Once $e$ is determined, $d \bmod \varphi(n)$ could be determined using the Extend Euclidean algorithm which takes $O((\log\varphi(n))^2)$ to run. Note that it is not necessary to make $d$ infinitely large large to make the private key $d$ less suspectable to cracking. Using any $d$s that have the same remainder $d \bmod \varphi(n)$ decrypt the encrypted message exactly the same.
With such $e$ and $d$, the RSA basic principle is satisfied.
Message Encryption and Decryption
With the orchestrated $e$ and $d$, and the RSA basic principle, it is not hard to find that the encryption function $E$ is
\[c \equiv m^e \pmod n\]where $c$ is the encrypted message. In practice,
\[c = m^e \bmod n\]The decryption function $D$ is
\[c^d \equiv (m^e)^d \equiv m \pmod n\]In the above congruences, the first congruence is due to the compatibility with exponentiation in modular arithmetic properties(https://en.wikipedia.org/wiki/Modular_arithmetic#Properties), the second congruence is because of the RSA basic principle. similarly, in practice,
\[m = c^d \bmod n\]Without any doubt, using such encryption and decryption, the first feature of the publickey cryptosystem, decrypting an encrypted message gives you the original message, is satisfied.
If we swap the positions of $e$ and $d$ in the RSA basic principle, surprisingly (or not?), the congruences and equivalences still hold, meaning that the second feature of the publickey cryptosystem, encrypting an decrypted message gives you the original message, also holds.
How about the third feature, $E$ and $D$ are easy to compute? $E$ and $D$ both involve exponential computations which would be extremely slow and memory consuming (actually no memory so far could fit a number with not very large exponents) using trivial algorithms if the exponents $e$ and $d$ are large. However, given $e$, it is meaningless for $d$ to be “infinitely” large to satisfy the congruence $ed \equiv 1 \pmod {\varphi(n)}$. Note that only $e$ and $d \bmod \varphi(n)$ are the actual keys. In addition, there are actually fast modular exponentiation algorithms which take $O(\log e)$ or $O(\log d)$ (i.e., $O(\log (d \bmod \varphi(n)))$) to run and are memory saving. We would not elaborate on it here, and would take it for granted that the third feature is satisfied.
The fourth feature of the publickey cryptosystems has also been satisfied. We have seen the related information in the earlier sections and will see more in the following sections.
Cracking the RSA Cryptosystem
Modern Computer
Cracking the RSA encryption system using brute force is not practically feasible. If the private key $d$ is large, it would take an extremely large number of iterations to guess the correct private key $d$, not even mention in each iteration, since you usually don’t know the message content, there is hardly any way to verify whether the decrypted message using the guessed private key $d$ is the original message that you have never seen.

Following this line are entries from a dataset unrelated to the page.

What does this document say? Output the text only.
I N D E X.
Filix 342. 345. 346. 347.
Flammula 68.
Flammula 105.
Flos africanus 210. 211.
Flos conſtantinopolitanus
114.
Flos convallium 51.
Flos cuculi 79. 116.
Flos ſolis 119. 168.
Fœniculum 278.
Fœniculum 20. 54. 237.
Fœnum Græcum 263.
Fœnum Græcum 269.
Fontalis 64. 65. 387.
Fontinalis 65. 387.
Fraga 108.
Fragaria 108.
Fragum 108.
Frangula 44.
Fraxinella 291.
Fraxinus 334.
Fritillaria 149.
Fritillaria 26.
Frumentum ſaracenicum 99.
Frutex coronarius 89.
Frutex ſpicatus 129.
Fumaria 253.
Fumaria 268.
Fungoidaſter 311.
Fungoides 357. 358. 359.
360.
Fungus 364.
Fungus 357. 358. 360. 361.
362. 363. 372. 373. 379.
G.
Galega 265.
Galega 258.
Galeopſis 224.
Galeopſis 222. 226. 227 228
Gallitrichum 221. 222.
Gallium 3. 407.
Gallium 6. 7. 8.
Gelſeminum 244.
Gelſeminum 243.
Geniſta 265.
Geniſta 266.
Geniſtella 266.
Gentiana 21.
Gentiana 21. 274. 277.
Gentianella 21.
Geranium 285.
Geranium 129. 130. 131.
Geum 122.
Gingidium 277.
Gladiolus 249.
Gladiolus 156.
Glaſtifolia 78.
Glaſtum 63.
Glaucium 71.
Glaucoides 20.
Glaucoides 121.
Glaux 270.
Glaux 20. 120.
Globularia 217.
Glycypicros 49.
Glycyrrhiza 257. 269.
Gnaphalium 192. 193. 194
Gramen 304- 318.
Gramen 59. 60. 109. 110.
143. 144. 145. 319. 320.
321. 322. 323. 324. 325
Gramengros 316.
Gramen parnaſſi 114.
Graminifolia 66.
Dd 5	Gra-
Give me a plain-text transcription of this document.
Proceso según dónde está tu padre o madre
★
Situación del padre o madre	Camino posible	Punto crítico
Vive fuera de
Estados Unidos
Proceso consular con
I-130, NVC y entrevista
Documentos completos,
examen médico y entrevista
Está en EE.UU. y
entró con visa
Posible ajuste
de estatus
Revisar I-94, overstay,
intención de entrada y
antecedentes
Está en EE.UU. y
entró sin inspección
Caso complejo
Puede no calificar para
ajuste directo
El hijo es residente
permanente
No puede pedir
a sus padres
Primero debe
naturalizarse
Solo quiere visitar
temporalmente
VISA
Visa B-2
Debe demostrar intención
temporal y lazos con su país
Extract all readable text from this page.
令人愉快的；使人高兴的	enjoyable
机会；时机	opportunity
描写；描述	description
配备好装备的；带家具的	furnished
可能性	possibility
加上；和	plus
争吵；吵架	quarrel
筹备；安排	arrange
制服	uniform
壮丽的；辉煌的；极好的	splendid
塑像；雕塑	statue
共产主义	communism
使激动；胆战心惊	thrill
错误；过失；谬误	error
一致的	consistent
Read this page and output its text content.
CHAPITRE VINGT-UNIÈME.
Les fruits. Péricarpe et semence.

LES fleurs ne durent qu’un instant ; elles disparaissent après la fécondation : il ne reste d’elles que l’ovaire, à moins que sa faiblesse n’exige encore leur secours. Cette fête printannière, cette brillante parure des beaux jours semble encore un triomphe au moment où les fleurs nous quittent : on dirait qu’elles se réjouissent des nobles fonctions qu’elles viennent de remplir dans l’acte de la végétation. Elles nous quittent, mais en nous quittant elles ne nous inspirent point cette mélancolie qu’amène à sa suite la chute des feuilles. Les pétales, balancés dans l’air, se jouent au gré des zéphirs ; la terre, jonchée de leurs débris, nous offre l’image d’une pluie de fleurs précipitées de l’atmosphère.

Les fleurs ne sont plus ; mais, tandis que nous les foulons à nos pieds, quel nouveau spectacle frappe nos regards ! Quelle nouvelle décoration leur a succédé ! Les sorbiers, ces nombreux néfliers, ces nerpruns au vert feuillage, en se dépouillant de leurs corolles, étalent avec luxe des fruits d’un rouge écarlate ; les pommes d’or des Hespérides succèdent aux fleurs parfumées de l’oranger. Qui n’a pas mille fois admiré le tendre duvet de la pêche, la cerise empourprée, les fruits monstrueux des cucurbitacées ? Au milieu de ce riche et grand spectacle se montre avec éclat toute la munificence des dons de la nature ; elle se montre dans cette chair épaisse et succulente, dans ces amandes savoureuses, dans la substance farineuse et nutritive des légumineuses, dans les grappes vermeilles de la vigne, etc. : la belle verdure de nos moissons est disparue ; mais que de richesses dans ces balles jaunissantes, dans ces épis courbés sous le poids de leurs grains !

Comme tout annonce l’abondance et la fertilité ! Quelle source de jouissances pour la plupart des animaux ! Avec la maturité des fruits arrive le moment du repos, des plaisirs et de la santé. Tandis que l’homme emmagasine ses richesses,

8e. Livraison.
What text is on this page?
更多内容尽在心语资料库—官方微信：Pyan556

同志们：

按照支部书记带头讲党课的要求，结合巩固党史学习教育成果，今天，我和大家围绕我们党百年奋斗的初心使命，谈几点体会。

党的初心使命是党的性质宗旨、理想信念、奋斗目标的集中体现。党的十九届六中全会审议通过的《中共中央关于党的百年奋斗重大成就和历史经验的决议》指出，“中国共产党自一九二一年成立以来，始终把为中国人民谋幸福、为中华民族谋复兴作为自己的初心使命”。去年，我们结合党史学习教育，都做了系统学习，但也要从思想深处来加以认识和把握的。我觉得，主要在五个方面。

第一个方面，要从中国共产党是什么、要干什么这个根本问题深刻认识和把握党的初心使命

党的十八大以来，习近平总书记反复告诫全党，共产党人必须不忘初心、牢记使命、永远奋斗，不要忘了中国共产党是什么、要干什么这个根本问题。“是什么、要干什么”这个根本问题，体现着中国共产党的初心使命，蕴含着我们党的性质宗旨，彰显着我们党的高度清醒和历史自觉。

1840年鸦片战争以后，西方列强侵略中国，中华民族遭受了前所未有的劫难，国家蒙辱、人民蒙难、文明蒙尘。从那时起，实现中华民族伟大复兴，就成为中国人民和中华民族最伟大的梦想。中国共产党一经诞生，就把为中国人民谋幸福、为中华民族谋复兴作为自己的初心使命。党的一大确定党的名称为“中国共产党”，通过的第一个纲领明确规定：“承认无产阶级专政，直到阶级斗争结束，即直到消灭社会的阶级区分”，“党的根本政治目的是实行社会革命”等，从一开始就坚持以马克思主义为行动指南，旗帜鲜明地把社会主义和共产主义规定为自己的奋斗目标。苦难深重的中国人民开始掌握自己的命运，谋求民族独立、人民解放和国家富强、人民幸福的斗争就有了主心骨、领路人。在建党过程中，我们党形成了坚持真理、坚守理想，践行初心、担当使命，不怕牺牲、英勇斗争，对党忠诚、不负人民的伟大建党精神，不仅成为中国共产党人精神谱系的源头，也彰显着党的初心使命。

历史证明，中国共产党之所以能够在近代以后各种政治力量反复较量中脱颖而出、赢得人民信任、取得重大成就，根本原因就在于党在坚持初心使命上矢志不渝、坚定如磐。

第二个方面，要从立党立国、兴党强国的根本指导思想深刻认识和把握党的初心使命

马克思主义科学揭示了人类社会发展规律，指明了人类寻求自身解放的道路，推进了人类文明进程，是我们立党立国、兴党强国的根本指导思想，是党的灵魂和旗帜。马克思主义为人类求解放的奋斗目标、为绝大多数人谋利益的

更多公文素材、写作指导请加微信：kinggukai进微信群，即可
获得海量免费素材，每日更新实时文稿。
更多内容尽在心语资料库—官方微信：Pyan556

A better way is to factorize the public $n$. If somehow you know the value of $\varphi(n)$, with the public key $e$, you would derive the value of $d \bmod \varphi(n)$. Remember what is important in the RSA algorithm is $d \bmod \varphi(n)$ instead of the actual value of $d$.
Quantum Computer
The ordinary algorithm to do integer factorization takes subexponential time according to the Wikipedia. This is the fundamental reason which makes the RSA cryptosystem so reliable.
Quantum computer, however, is good at integer factorization. Using Shor’s algorithm, quantum computer does integer factorization in polynomial time, which makes cracking the RSA cryptosystem possible.